Le photographe Luke Nugent a utilisé l’IA pour élaborer les images de la dernière campagne du label - Casablanca Paris


Avec l’arrivée des logiciels ChatGPT, Lensa AI, Midjourney, Stable Diffusion ou encore Dall-E, les IA dites génératives ont explosé depuis six mois. Plus d’une marque a surfé sur la vague, mais en se cantonnant jusqu’ici à exploiter cet outil surtout dans la communication. A l’instar de la griffe Casablanca Paris, dont les images de sa dernière campagne pour le printemps-été 2023 ont été réalisées par le photographe britannique Luke Nugent à l’aide de l’IA.

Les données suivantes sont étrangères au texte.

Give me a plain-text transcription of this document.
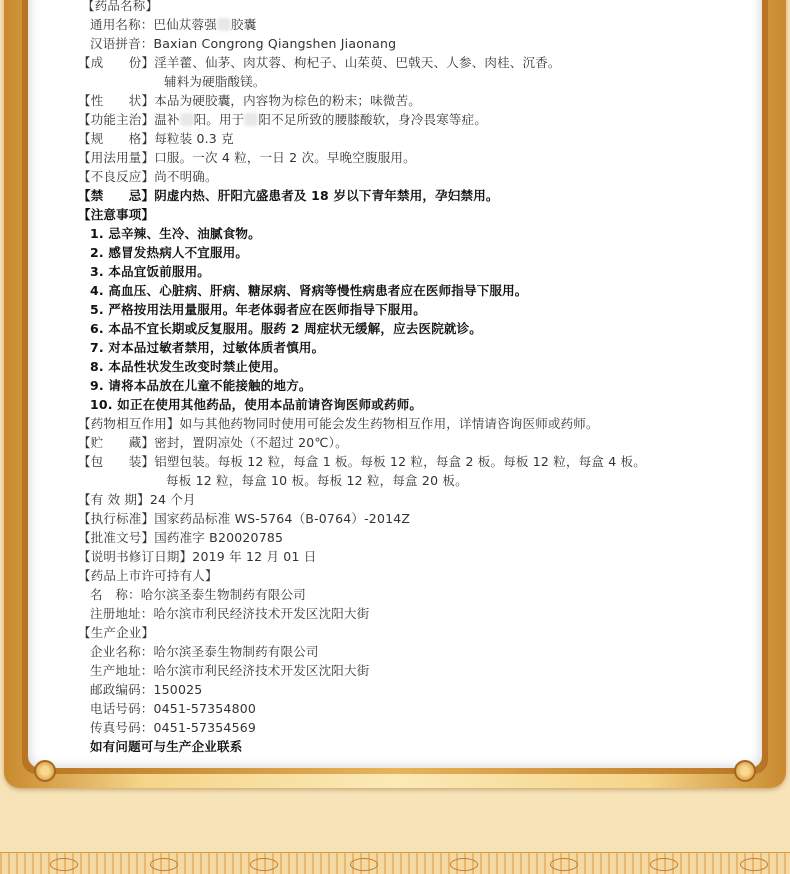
【药品名称】
通用名称：巴仙苁蓉强 胶囊
汉语拼音：Baxian Congrong Qiangshen Jiaonang
【成　　份】淫羊藿、仙茅、肉苁蓉、枸杞子、山茱萸、巴戟天、人参、肉桂、沉香。
辅料为硬脂酸镁。
【性　　状】本品为硬胶囊，内容物为棕色的粉末；味微苦。
【功能主治】温补 阳。用于 阳不足所致的腰膝酸软，身冷畏寒等症。
【规　　格】每粒装 0.3 克
【用法用量】口服。一次 4 粒，一日 2 次。早晚空腹服用。
【不良反应】尚不明确。
【禁　　忌】阴虚内热、肝阳亢盛患者及 18 岁以下青年禁用，孕妇禁用。
【注意事项】
1. 忌辛辣、生冷、油腻食物。
2. 感冒发热病人不宜服用。
3. 本品宜饭前服用。
4. 高血压、心脏病、肝病、糖尿病、肾病等慢性病患者应在医师指导下服用。
5. 严格按用法用量服用。年老体弱者应在医师指导下服用。
6. 本品不宜长期或反复服用。服药 2 周症状无缓解，应去医院就诊。
7. 对本品过敏者禁用，过敏体质者慎用。
8. 本品性状发生改变时禁止使用。
9. 请将本品放在儿童不能接触的地方。
10. 如正在使用其他药品，使用本品前请咨询医师或药师。
【药物相互作用】如与其他药物同时使用可能会发生药物相互作用，详情请咨询医师或药师。
【贮　　藏】密封，置阴凉处（不超过 20℃）。
【包　　装】铝塑包装。每板 12 粒，每盒 1 板。每板 12 粒，每盒 2 板。每板 12 粒，每盒 4 板。
每板 12 粒，每盒 10 板。每板 12 粒，每盒 20 板。
【有 效 期】24 个月
【执行标准】国家药品标准 WS-5764（B-0764）-2014Z
【批准文号】国药准字 B20020785
【说明书修订日期】2019 年 12 月 01 日
【药品上市许可持有人】
名　称：哈尔滨圣泰生物制药有限公司
注册地址：哈尔滨市利民经济技术开发区沈阳大街
【生产企业】
企业名称：哈尔滨圣泰生物制药有限公司
生产地址：哈尔滨市利民经济技术开发区沈阳大街
邮政编码：150025
电话号码：0451-57354800
传真号码：0451-57354569
如有问题可与生产企业联系
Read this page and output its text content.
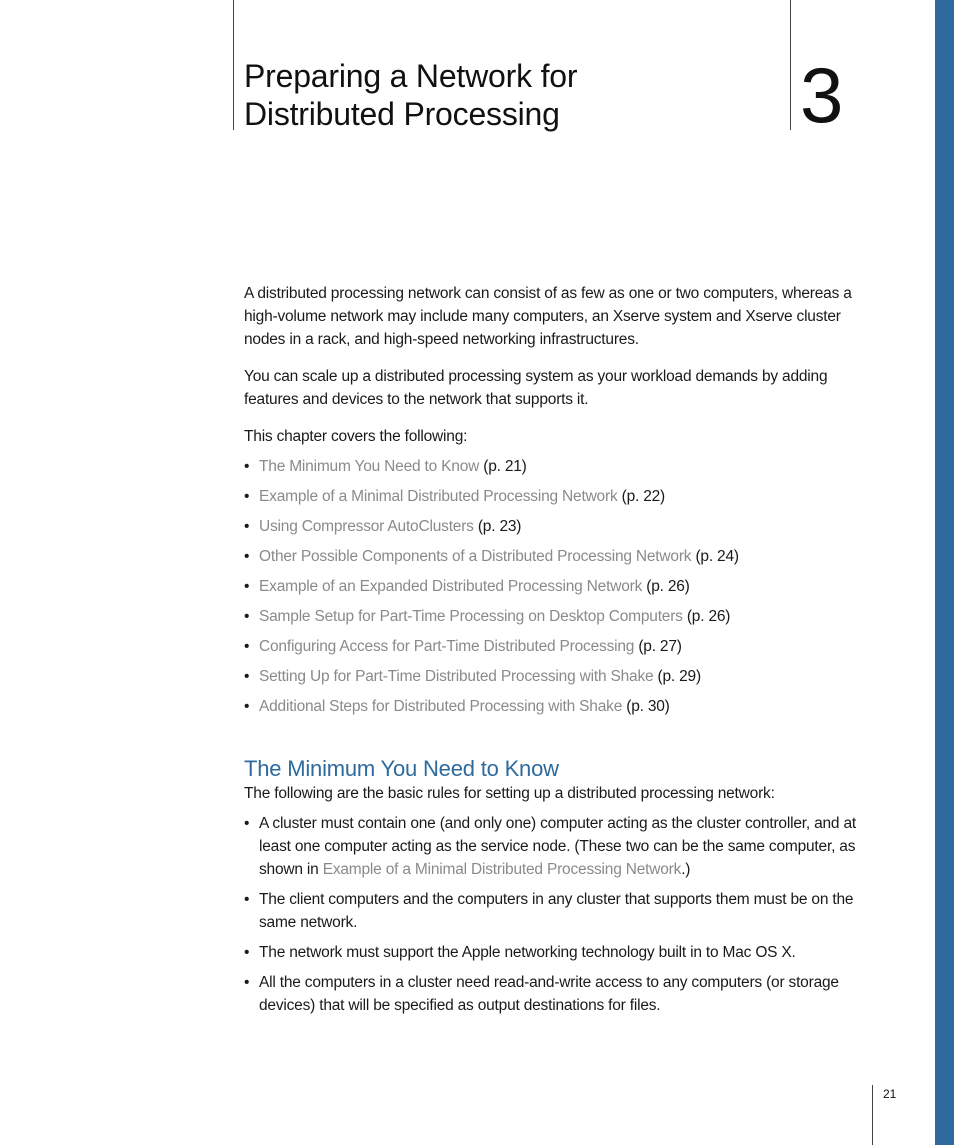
Preparing a Network for
Distributed Processing	3

A distributed processing network can consist of as few as one or two computers, whereas a high-volume network may include many computers, an Xserve system and Xserve cluster nodes in a rack, and high-speed networking infrastructures.

You can scale up a distributed processing system as your workload demands by adding features and devices to the network that supports it.

This chapter covers the following:

• The Minimum You Need to Know (p. 21)
• Example of a Minimal Distributed Processing Network (p. 22)
• Using Compressor AutoClusters (p. 23)
• Other Possible Components of a Distributed Processing Network (p. 24)
• Example of an Expanded Distributed Processing Network (p. 26)
• Sample Setup for Part-Time Processing on Desktop Computers (p. 26)
• Configuring Access for Part-Time Distributed Processing (p. 27)
• Setting Up for Part-Time Distributed Processing with Shake (p. 29)
• Additional Steps for Distributed Processing with Shake (p. 30)
The Minimum You Need to Know

The following are the basic rules for setting up a distributed processing network:

• A cluster must contain one (and only one) computer acting as the cluster controller, and at least one computer acting as the service node. (These two can be the same computer, as shown in Example of a Minimal Distributed Processing Network.)
• The client computers and the computers in any cluster that supports them must be on the same network.
• The network must support the Apple networking technology built in to Mac OS X.
• All the computers in a cluster need read-and-write access to any computers (or storage devices) that will be specified as output destinations for files.
21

Certaines griffes ont testé quant à elles l’IA à titre expérimental, comme Gucci, qui a lancé divers projets avec des artistes numériques, ou Valentino, qui a confié aux algorithmes et à l’artiste allemand Mario Klingemann la réalisation de la vidéo racontant sa collection couture printemps-été 2021. Plus récemment, les maisons ont utilisé cette technologie comme un gadget ou effet d’annonce lors des présentations de leurs dernières collections estivales pour attirer l’attention et se donner une image dans le vent.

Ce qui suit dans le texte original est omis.